Only eight states are yet to come on board with the Central scheme — Odisha, Punjab, Tamil Nadu, Kerala, Karnataka, Telangana, Maharashtra and Delhi. Public health is a state subject, according to the Indian Constitution.

While Odisha has launched a parallel scheme that offers hospitalisation cover of up to Rs 5 lakh to men and Rs 7 lakh to women, “the other states have agreed and are in the process of signing”, Dr Indu Bhushan said.

The Delhi government has allocated Rs 100 crore in this year’s budget for the state insurance scheme that will provide a cover of Rs 1 lakh per family per year for most illnesses that need hospitalisation and Rs 2-4 lakh for critical illnesses. According to Delhi health minister Satyendar Jain, between 1,700-1,800 illnesses and conditions will be listed as ‘critical’.

A government official familiar with the developments said that the insurance scheme to be launched by the Delhi government will also include beneficiaries who show National Food Security cards and have electricity connection load below 2 kilowatts. The officials claimed that this will widen the beneficiary net to include 1.2 crore people as opposed to the 35 lakh people (7 lakh families) who would receive insurance cover if the Centre’s norms were followed.

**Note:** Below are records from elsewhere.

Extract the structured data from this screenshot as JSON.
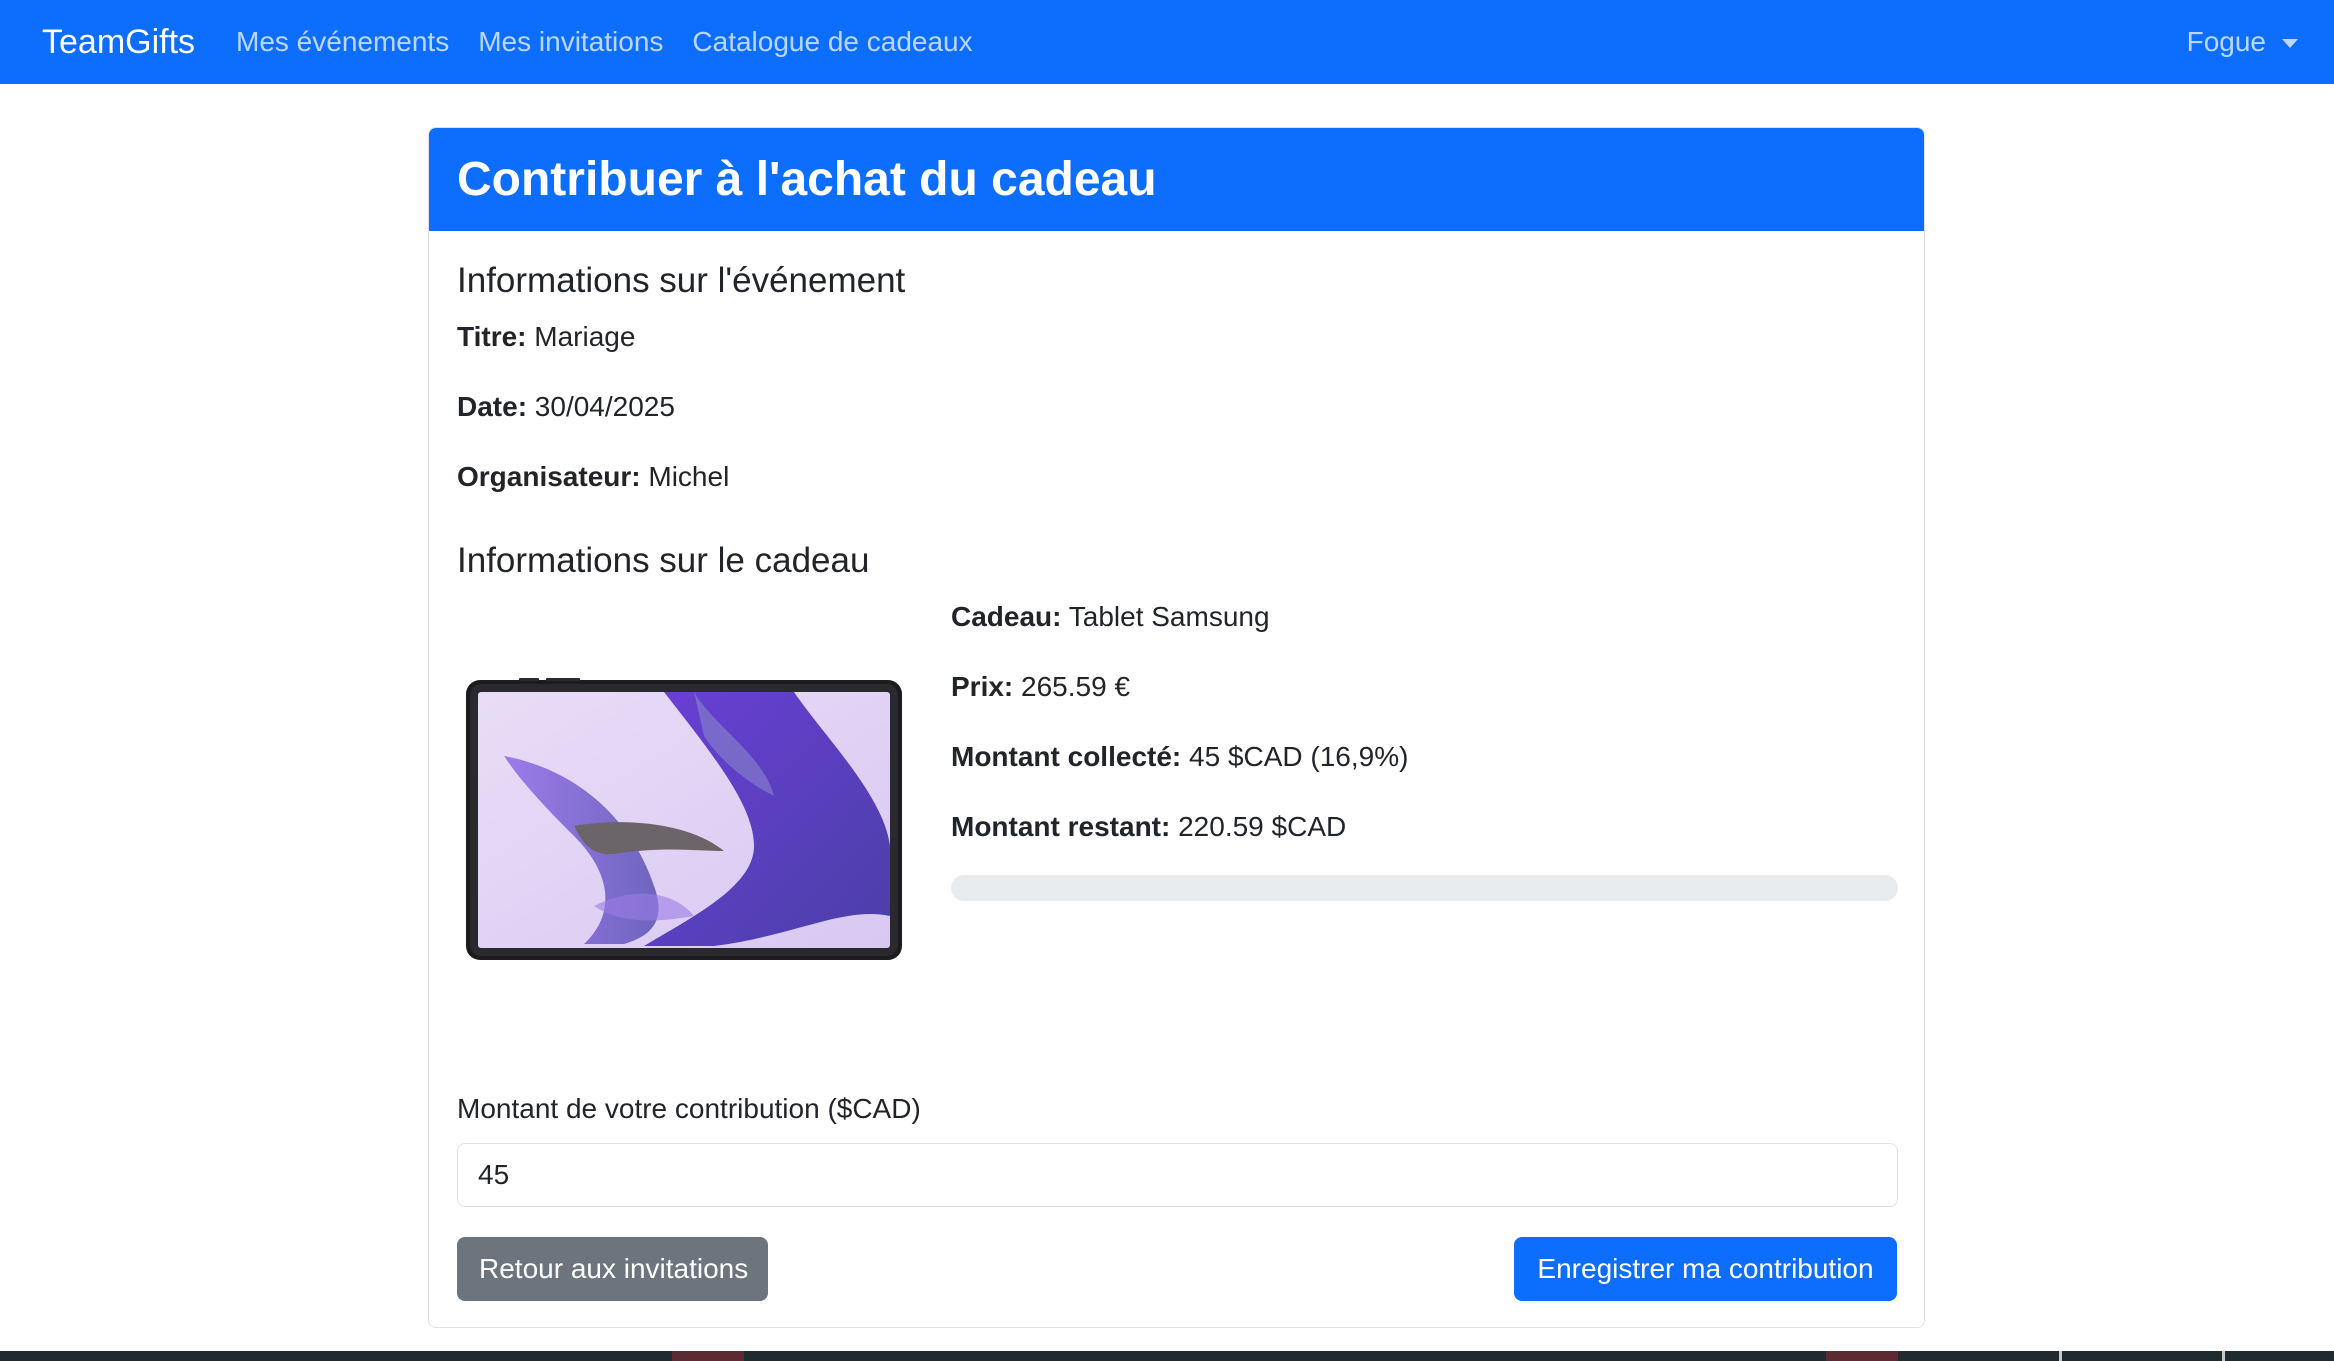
{
  "navbar": {
    "brand": "TeamGifts",
    "links": [
      "Mes événements",
      "Mes invitations",
      "Catalogue de cadeaux"
    ],
    "user": "Fogue"
  },
  "page": {
    "title": "Contribuer à l'achat du cadeau"
  },
  "event": {
    "section_title": "Informations sur l'événement",
    "title_label": "Titre:",
    "title_value": "Mariage",
    "date_label": "Date:",
    "date_value": "30/04/2025",
    "organizer_label": "Organisateur:",
    "organizer_value": "Michel"
  },
  "gift": {
    "section_title": "Informations sur le cadeau",
    "gift_label": "Cadeau:",
    "gift_value": "Tablet Samsung",
    "price_label": "Prix:",
    "price_value": "265.59 €",
    "collected_label": "Montant collecté:",
    "collected_value": "45 $CAD (16,9%)",
    "remaining_label": "Montant restant:",
    "remaining_value": "220.59 $CAD",
    "progress_fraction": 0,
    "image_icon": "tablet-image"
  },
  "form": {
    "label": "Montant de votre contribution ($CAD)",
    "value": "45",
    "back_button": "Retour aux invitations",
    "submit_button": "Enregistrer ma contribution"
  },
  "colors": {
    "primary": "#0d6efd",
    "secondary": "#6c757d",
    "progress_track": "#e9ecef"
  }
}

“It should not be either/ or; the state government should utilise funds from the centre to augment their own scheme. Combining the two, if possible, would help in making the scheme more workable as several of the package rates that have been proposed are way below the market rates and hospitals may not be able to or want to operate on those costs. Also, it is important to not have the 1 lakh or 5 lakh cap on the insurance cover uniformly for all. Rather the schemes must look at disease category wise cover because, for example, a person who undergoes an organ or bone marrow transplant will need expensive medicines for life, but that is not true for someone who has undergone other routine surgeries,” said Dr MC Mishra, former director of All India Institute of Medical Science.